- Film poster
- Spanish: Caniche
- Directed by: Bigas Luna
- Written by: Bigas Luna
- Starring: Àngel Jové; Consol Tura; Linda Pérez Gallardo;
- Cinematography: Pedro Aznar
- Edited by: Anastasi Rinos
- Production company: Figaró Films
- Distributed by: Universal Films Española
- Release dates: May 1979 (Cannes); 8 June 1979 (Spain);
- Country: Spain
- Language: Spanish

= Poodle (film) =

Poodle (Caniche) is a 1979 Spanish drama film written directed by Bigas Luna. It stars Àngel Jové, Consol Tura, and Linda Pérez Gallardo.

== Plot ==
The plot follows siblings Bernardo and Eloísa, living in a rickety mansion in Barcelona with the poodle Dany, with Bernardo being jealous of the attention the dog receives from Eloísa, who treats the poodle as if it were a person. Bored in the building, they engage into the activity of butchering, penetrating, and eating stray dogs.

== Production ==
Bigas Luna retrospectively acknowledged that shooting the film was not a good experience for his then wife Consol Tura.

== Release ==
The film screened in the Directors' Fortnight sidebar section of the 1979 Cannes Film Festival. It was released theatrically in Spain on 8 June 1979.

== Reception ==
The film landed a mixed reception.
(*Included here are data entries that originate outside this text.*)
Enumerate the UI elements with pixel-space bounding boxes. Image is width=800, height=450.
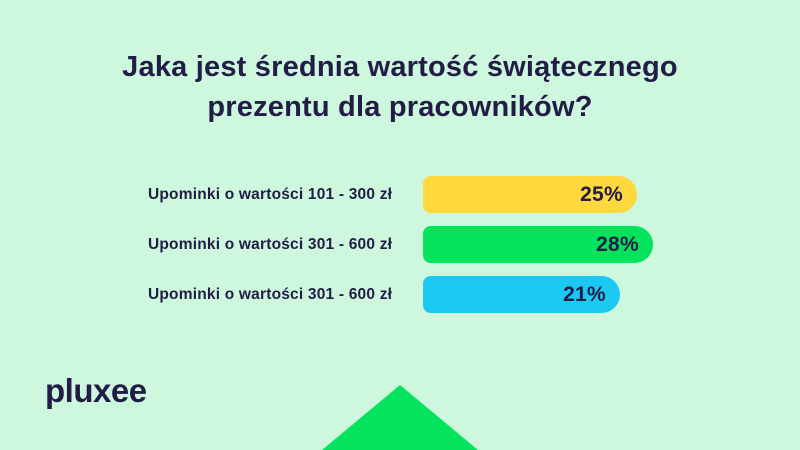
chart-row: Upominki o wartości 101 - 300 zł 25% xyxy=(0,176,800,213)
page-title-line-1: Jaka jest średnia wartość świątecznego xyxy=(122,51,678,83)
bar-category-label: Upominki o wartości 101 - 300 zł xyxy=(148,185,393,203)
bar-category-label: Upominki o wartości 301 - 600 zł xyxy=(148,235,393,253)
page-title: Jaka jest średnia wartość świątecznego p… xyxy=(0,47,800,127)
bar-gifts-301-600-blue: 21% xyxy=(423,276,620,313)
bar-gifts-301-600: 28% xyxy=(423,226,653,263)
pluxee-logo: pluxee xyxy=(45,372,147,409)
chart-row: Upominki o wartości 301 - 600 zł 21% xyxy=(0,276,800,313)
bar-value-label: 25% xyxy=(580,182,623,206)
bar-chart: Upominki o wartości 101 - 300 zł 25% Upo… xyxy=(0,176,800,326)
chart-row: Upominki o wartości 301 - 600 zł 28% xyxy=(0,226,800,263)
bar-gifts-101-300: 25% xyxy=(423,176,637,213)
page-title-line-2: prezentu dla pracowników? xyxy=(207,91,593,123)
bar-value-label: 28% xyxy=(596,232,639,256)
bar-category-label: Upominki o wartości 301 - 600 zł xyxy=(148,285,393,303)
up-arrow-decoration xyxy=(322,385,478,450)
bar-value-label: 21% xyxy=(563,282,606,306)
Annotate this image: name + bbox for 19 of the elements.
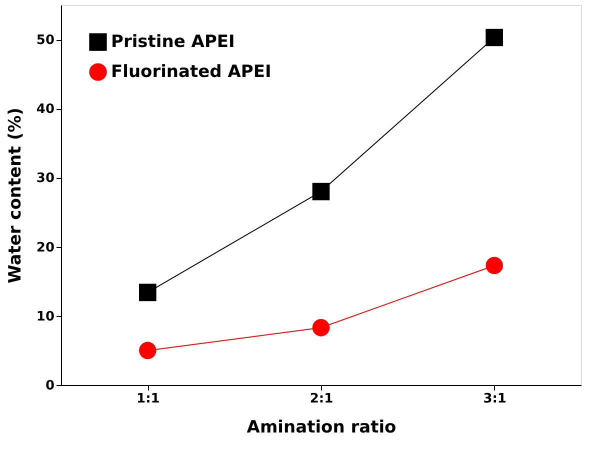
y-axis-title: Water content (%) [5, 108, 26, 284]
y-tick-label: 30 [36, 171, 54, 186]
legend-label: Pristine APEI [111, 32, 235, 52]
x-tick-label: 2:1 [310, 392, 334, 406]
point [486, 28, 503, 46]
point [139, 284, 156, 302]
x-axis-title: Amination ratio [246, 418, 396, 438]
x-tick-label: 3:1 [483, 392, 506, 406]
y-tick-label: 40 [36, 102, 54, 118]
point [139, 342, 156, 360]
legend-label: Fluorinated APEI [111, 62, 272, 82]
point [312, 182, 330, 200]
y-tick-label: 0 [45, 378, 54, 394]
point [312, 319, 330, 336]
y-tick-label: 10 [36, 309, 54, 324]
point [486, 256, 503, 274]
y-tick-label: 50 [36, 33, 54, 48]
x-tick-label: 1:1 [136, 392, 160, 406]
y-tick-label: 20 [36, 240, 54, 256]
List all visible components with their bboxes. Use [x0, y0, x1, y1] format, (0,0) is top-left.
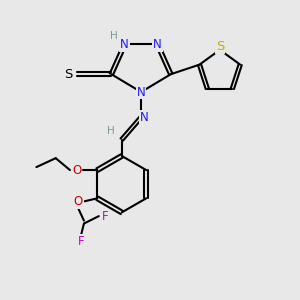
Text: H: H [107, 126, 115, 136]
Text: N: N [140, 111, 149, 124]
Text: O: O [74, 195, 82, 208]
Text: S: S [216, 40, 224, 53]
Text: F: F [102, 210, 109, 223]
Text: N: N [120, 38, 129, 51]
Text: F: F [78, 235, 84, 248]
Text: S: S [64, 68, 73, 81]
Text: N: N [137, 85, 146, 98]
Text: H: H [110, 31, 118, 41]
Text: O: O [72, 164, 81, 177]
Text: N: N [153, 38, 162, 51]
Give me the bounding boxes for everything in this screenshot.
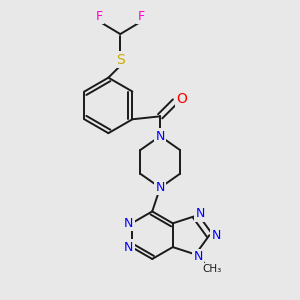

It also proved to be controversial, featuring polemic bestiality scenes.

Jesús Fernández Santos of El País lamented that the film never manages to take flight, and the story "never becomes sarcastic, nor does the anecdote transcend beyond the noirish tale to take on authentic dramatic status".

Also reviewing for El País, Luis Martínez wrote that Biga Luna builds an "accurate profile of vomit" that "becomes something internal, dense, almost tangible, both metaphor and insult".